A C-section delivery may restrict the course of breastfeeding and this may make it tough for you to give your baby essential nutrients that can only be gotten through breastfeeding. Therefore, C-section or no C-section, you want to make breastfeeding your baby work.
Even with the possible restrictions, you can make breastfeeding work after a C-section delivery. In the subsequent paragraphs, we run through certain things you should know to successfully breastfeed your child following a C-section.
Breastfeeding constraints that are consequences of C-section
- Somnolence: C-section or Caesarean section is a surgical process in which a woman is delivered to her baby by making incisions in the abdomen. The incisions give access to remove the baby from the womb. Like many surgical processes, anaesthesia is needed for a C-section too. Depending on the type of anaesthesia used, you and your baby may be too somnolent to breastfeed and be breastfed until the anaesthesia wears off. Sleepiness commonly occurs with general anaesthesia but is uncommon with epidural anaesthesia.
- Delayed milk production: In certain cases, the production of milk is delayed and this delays the onset of breastfeeding. But with frequent contact with the baby and with frequent stimulation of the breast, the milk eventually comes. The breast may be stimulated by the baby suckling or with a breast pump.

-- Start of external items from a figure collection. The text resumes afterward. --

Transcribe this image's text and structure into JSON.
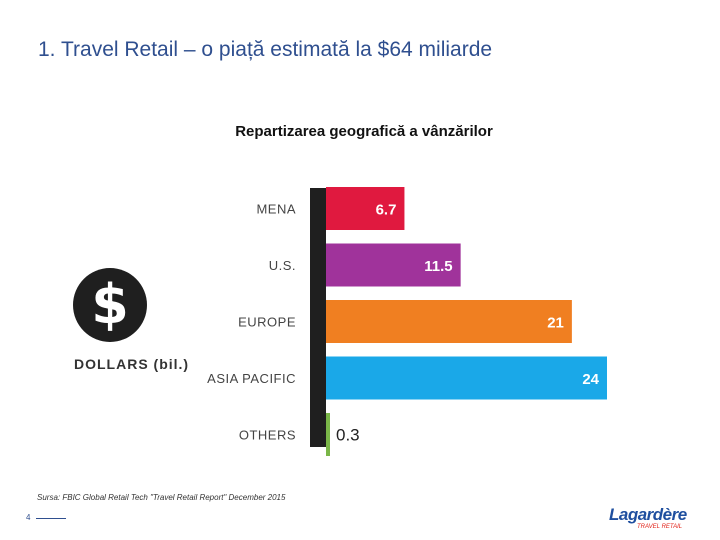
{
  "header": {
    "title": "1. Travel Retail – o piață estimată la $64 miliarde"
  },
  "chart_data": {
    "type": "bar",
    "orientation": "horizontal",
    "title": "Repartizarea geografică a vânzărilor",
    "categories": [
      "MENA",
      "U.S.",
      "EUROPE",
      "ASIA PACIFIC",
      "OTHERS"
    ],
    "values": [
      6.7,
      11.5,
      21,
      24,
      0.3
    ],
    "value_labels": [
      "6.7",
      "11.5",
      "21",
      "24",
      "0.3"
    ],
    "colors": [
      "#e0193f",
      "#a0339b",
      "#f07f21",
      "#1aa8e8",
      "#7ab648"
    ],
    "xlim": [
      0,
      24
    ],
    "unit_label": "DOLLARS (bil.)"
  },
  "icon": {
    "name": "dollar-coin-icon",
    "symbol": "$"
  },
  "footer": {
    "source": "Sursa: FBIC Global Retail Tech \"Travel Retail Report\" December 2015",
    "page_number": "4",
    "logo_text": "Lagardère",
    "logo_subtext": "TRAVEL RETAIL"
  }
}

- Pain: following surgery, the mother experiences pain as the abdominal incisions heal up. The discomfort from the pain may make it difficult to breastfeed the baby. Also, you may have to find the best positions in which you protect the incisions from opening up and experience the least pain while breastfeeding the baby.
Furthermore, the mother will be placed on pain medications and some of these may get into the breast milk and affect the baby. It is necessary to discuss the choice of pain medications with your physician.

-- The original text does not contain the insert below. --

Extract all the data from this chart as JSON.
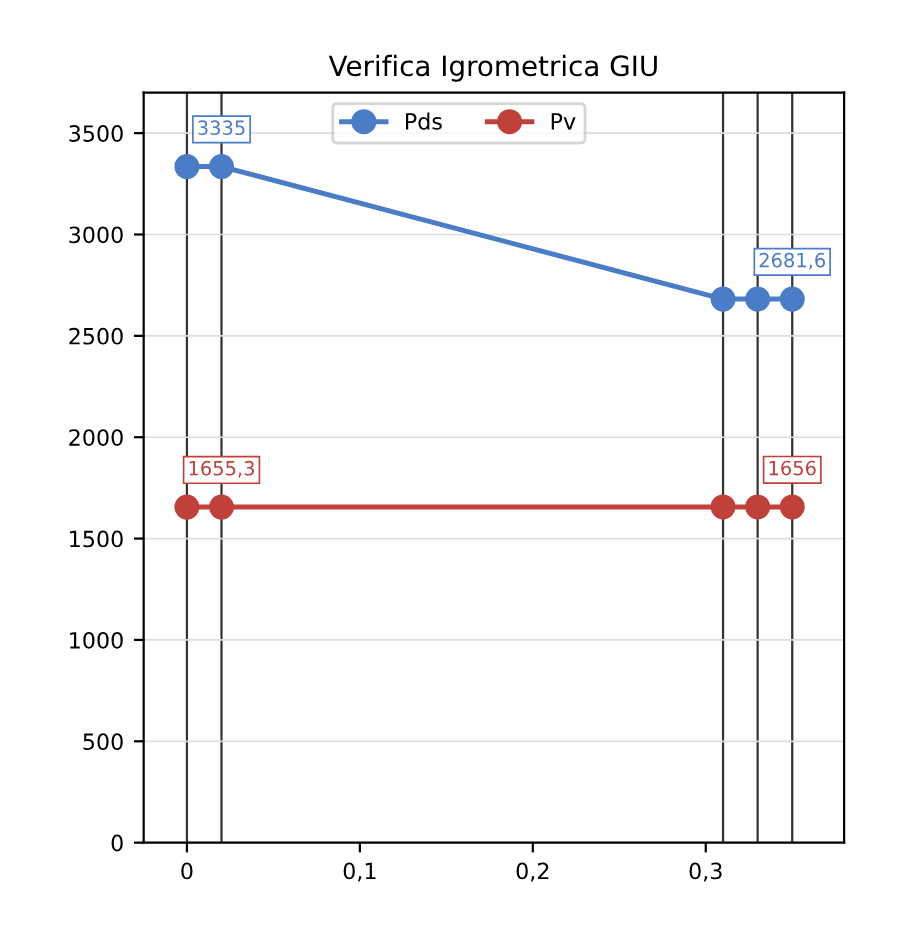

- Emotional constraint: the conditions surrounding the surgery may cause the mother to be despondent. Such conditions include an unexpected surgery, the cost of surgery or a tough surgery.

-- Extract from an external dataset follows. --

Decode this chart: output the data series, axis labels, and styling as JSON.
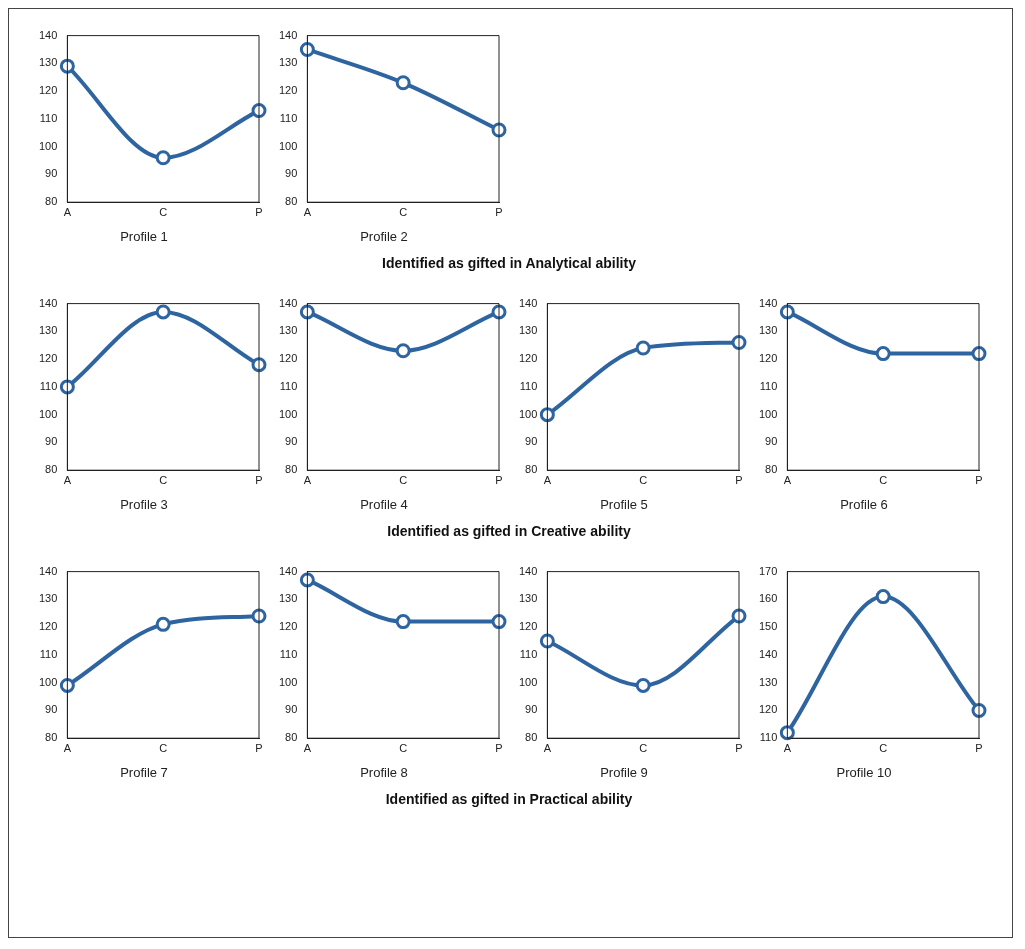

The feeling of sadness may affect the way the mother breastfeeds the child. However, by discussing how they feel, this can get better.
How to make it work
Breastfeeding after a C-section may be uncomfortable but with the following tips, you can make it work for you.
- Commence breastfeeding at the earliest
- Have your baby by your side as much as you can and have skin-to-skin contact with the baby
- Breastfeed the baby often or stimulate the breast with breast pumps. You may be unable to move around to get a breast pump but you can buy it online and get it delivered to you.
- Discuss with the health care providers as much as you can about the measures that can help with breastfeeding your child.
Conclusion
Do not allow the circumstances of a C-section to overwhelm you and your baby. Seek information and get help as much as you can and as many times as you need to. As long as you put in the right effort, it gets better with time.